El domingo no entrenó (le dolían mucho los brazos) y tampoco vio a Flor, porque ella se reunía con sus amigas. Se pasó el día viendo televisión. Como una brisa que se intensifica cada tanto, lo invadía el recuerdo de la cripta del pobre marqués, interrumpiendo la concentración en la película que estaba viendo (que de todos modos tenía un argumento muy predecible). Pensaba en la historia que le contó su tío, en los hombres desaparecidos, en su corte en los dedos. ¿Creía él en maldiciones? ¿Desde cuándo uno se corta con una estatua?
El lunes comenzó su tarea sin novedad. Cepillos, agua, amoníaco para los hongos. Limpiar, fregar, enjuagar, lustrar. Cuando fue a almorzar pasó de nuevo por el panteón, observándolo con mayor detenimiento. No iba a tocar nada ni aunque lo obligaran, pero sí quería concentrarse en los detalles. Cuando uno sabe la historia de las cosas, las ve con otros ojos. Descubrió un sobre relieve que le hizo acordar a cómo habían encontrado al marqués. Era un óvalo dentro del cual se veía a dos esqueletos envueltos en sudarios, tiernamente abrazados, uno apoyando su cabeza en el hombro del otro. Leyó una inscripción labrada en elegantes letras: “Memento Homo”. Iba a seguir investigando, pero vio a lo lejos la figura de Don Felipe, que lo observaba. Siguió su camino disimuladamente.
Hacía tres días que no ejercitaba, así que esa noche retomaría sí o sí. Cuando terminó su jornada apenas había sentido dolor en los brazos, pero, cosa extraña, cuando empezó con los ejercicios de calentamiento en el gimnasio, una intensa molestia en los bíceps y en los antebrazos le hicieron decidir a suspender por un tiempo toda ejercitación, hasta que su cuerpo se acostumbrara al nuevo trabajo. Esta resolución le molestó menos de lo que él hubiera supuesto.
El martes se dispuso a continuar la inspección interrumpida, pero esta vez dio algunos rodeos, para ver si Don Felipe lo vigilaba. Efectivamente, el viejo tenía la vista clavada en la zona del panteón, por lo que no se acercó a éste en todo el día. Esa noche le preguntó a su hermano (que era un bocho y sabía de todo, incluyendo latín, que había estudiado en el colegio), qué significaba “Memento Homo”.

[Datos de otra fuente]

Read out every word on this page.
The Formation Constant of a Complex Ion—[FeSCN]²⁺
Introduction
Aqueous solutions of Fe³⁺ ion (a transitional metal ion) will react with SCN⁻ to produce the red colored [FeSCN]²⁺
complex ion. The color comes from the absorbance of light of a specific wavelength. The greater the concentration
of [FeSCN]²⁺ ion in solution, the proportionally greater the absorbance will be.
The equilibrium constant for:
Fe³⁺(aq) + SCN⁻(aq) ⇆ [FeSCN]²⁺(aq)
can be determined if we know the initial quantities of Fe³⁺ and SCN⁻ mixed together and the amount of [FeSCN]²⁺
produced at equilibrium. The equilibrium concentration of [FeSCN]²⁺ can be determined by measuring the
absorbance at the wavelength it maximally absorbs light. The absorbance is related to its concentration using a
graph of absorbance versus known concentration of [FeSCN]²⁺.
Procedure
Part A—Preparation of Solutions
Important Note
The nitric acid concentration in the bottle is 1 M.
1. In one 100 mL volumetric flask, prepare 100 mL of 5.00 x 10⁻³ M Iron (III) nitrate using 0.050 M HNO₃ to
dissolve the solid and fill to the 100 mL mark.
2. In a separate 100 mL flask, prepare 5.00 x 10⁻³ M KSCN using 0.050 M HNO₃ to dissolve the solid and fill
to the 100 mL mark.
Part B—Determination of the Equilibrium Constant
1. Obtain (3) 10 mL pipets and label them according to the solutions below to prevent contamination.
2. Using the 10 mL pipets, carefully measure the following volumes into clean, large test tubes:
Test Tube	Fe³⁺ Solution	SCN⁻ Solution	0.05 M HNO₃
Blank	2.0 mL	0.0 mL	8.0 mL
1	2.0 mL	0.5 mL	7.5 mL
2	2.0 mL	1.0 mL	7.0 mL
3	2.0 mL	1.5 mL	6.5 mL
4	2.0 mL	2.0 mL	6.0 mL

—“Recuerda, hombre” —le dijo su hermano—. Son las primeras palabras de la frase en latín “Recuerda, hombre, que polvo eres y en polvo te convertirás”. El profe siempre nos decía memento homo cuando nos olvidábamos la lección.

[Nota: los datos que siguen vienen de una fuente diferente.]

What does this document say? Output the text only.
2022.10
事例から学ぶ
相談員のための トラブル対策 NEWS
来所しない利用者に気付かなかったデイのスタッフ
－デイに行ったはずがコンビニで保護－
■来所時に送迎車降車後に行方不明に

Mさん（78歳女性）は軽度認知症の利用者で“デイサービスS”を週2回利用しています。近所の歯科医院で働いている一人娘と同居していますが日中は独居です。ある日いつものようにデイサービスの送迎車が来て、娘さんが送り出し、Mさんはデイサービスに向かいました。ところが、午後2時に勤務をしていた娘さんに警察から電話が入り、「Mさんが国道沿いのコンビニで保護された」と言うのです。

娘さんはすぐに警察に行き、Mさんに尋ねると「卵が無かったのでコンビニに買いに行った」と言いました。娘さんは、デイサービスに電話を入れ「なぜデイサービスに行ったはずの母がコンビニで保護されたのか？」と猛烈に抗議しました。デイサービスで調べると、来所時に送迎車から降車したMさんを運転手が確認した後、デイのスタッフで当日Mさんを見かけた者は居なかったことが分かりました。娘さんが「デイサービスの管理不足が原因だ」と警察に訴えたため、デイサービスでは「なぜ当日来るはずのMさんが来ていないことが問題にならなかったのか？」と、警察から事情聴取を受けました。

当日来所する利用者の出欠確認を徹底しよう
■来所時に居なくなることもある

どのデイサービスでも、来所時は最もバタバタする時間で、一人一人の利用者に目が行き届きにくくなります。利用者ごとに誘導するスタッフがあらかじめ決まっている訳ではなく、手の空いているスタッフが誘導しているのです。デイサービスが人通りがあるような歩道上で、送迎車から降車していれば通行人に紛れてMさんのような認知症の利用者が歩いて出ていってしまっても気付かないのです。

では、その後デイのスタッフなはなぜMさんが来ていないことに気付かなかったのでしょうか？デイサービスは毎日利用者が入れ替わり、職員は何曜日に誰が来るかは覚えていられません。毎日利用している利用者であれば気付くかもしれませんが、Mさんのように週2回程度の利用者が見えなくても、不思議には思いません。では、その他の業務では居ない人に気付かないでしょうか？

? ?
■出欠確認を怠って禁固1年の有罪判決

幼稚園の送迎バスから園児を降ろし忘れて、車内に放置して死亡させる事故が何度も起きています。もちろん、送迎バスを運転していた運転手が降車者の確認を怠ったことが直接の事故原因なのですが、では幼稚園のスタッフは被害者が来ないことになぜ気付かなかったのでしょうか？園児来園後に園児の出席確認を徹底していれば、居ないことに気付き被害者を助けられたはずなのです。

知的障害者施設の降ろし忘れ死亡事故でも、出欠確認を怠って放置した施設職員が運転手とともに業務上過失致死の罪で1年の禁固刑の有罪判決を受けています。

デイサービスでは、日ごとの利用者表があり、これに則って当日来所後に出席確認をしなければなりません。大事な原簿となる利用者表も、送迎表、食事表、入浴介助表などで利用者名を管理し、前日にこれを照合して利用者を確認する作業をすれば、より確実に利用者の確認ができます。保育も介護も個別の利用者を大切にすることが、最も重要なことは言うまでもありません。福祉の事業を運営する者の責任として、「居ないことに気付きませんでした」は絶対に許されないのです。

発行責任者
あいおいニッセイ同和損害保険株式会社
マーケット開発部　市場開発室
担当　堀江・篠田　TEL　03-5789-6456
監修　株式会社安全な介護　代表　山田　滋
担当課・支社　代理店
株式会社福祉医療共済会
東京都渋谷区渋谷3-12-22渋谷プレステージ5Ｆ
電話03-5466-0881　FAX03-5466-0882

Así que “Recuerda, hombre”, pensó Mario, aunque en el caso del marqués quedaría mejor “Recuerda al hombre”. Le dio las gracias a su hermano.
El miércoles a la mañana, al entrar, observó las construcciones del cementerio, y se dio cuenta de que no sintió el rechazo de la primera vez. El cielo estaba blanco, cubierto de nubes altas y el sol no molestaba la vista. Quién lo hubiera dicho. Acostumbrarse tan pronto. A lo mejor era por la historia del marqués, que si bien era terrible, también era una historia de pasiones, temores, ambiciones. Es decir, una historia de gente viva. Debía deberse a eso el cambio en su actitud. Ahora comprendía mejor por qué existían los cementerios y no un gran crematorio municipal. Los cementerios también eran parte de la vida. Este pensamiento hizo que deseara ver nuevamente el panteón. Pero con tranquilidad y en detalle. Le dio bronca que Don Felipe lo vigilara como si él fuera un chico. Entonces se le ocurrió una idea. Al fin del día se despediría como de costumbre. Esperaría a que el viejo se fuera y después volvería. Los guardias nocturnos lo dejarían entrar. Podía decirles que se le había perdido un reloj o algo y que quería buscarlo. A ellos no les importaría. Se sintió satisfecho con su idea. Pensaba en los detalles, en que no se tenía que olvidar de sacarse el reloj antes de volver, en cuánto tiempo en total tendría para hacer su observación. Estaba tan concentrado que cuando un anciano le hizo una pregunta (sobre flores o algo parecido), él le contestó rápidamente y se alejó antes de que el otro iniciara una conversación. Los viejos pueden ser tan pesados.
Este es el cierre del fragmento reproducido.